Toronto and Washington also had interest in Dombrowski, the Blue Jays offering a CEO-level position. Dombrowski used that leverage to secure full control of baseball operations from the Red Sox.
“We needed to move quickly,” Werner said. “There was a lot of interest in Dave.”
According to Henry, he spoke with Werner and Cherington about the idea of reaching out to Dombrowski on Aug. 4.
“Tom and I wanted to see if there was a fit for Dave within the Red Sox organization. Ben did not object,” Henry said.
During his own news conference later in the day, Cherington offered a different version of the events.
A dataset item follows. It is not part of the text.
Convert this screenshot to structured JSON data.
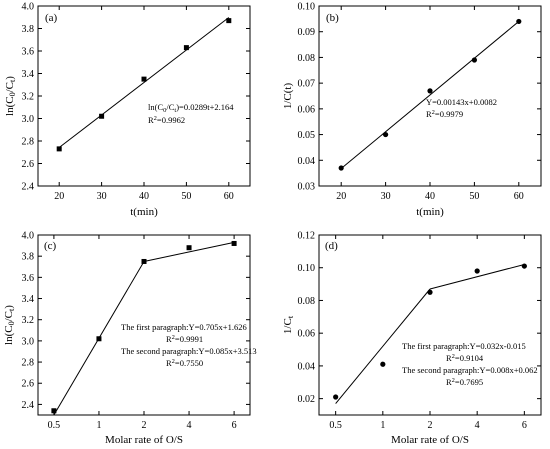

He said he was not told of the team’s interest in hiring Dombrowski until Saturday afternoon as the Sox were playing the Seattle Mariners.
“I was in my office. [Henry] came and let me know he and Tom were pursuing Dave for this role,” Cherington said. “That was the first I heard of it.”
Cherington was offered the opportunity to stay on as general manager with the understanding Dombrowski would make any important decision.
By Tuesday, when the Red Sox had a deal in place with Dombrowski, Cherington had decided to step down.
“I felt strongly that what was best for Dave, what was best for me, what was best for the Red Sox was the same thing. And that was a clean break,” Cherington said.
The Red Sox were 290-315 under Cherington, winning the World Series in 2013 but otherwise underachieving. The team finished last in 2012 and ’14 and is headed there again this season.
Cherington was the public face of poor decisions often made by his superiors, including the decision not to make Jon Lester a reasonable contract offer.
“The GM of the Red Sox maybe isn’t ever fully responsible but certainly is fully accountable,” Cherington said. “That’s how I feel. I was prepared for that possibility.”
Cherington said several teams already have contacted him but he will take some time before deciding on his next move. He has worked for the Red Sox for 19 seasons, noting that most of his adult life has been spent at Fenway Park.
“I love the game. I’m 41, I’m going to work,” he said. “We’ll see what comes.”
As Cherington spoke, assistant GMs Mike Hazen and Brian O’Halloran were in the back of the room watching along with pro scouting director Jared Porter and other baseball operations staffers. When Cherington finished, the group walked out together.
Dombrowski was on the field watching batting practice, shaking hands with well-wishers, and having a conversation with second baseman Dustin Pedroia.
“One thing about this team, things change,” designated hitter David Ortiz said. “Nobody wants to stay in last place.”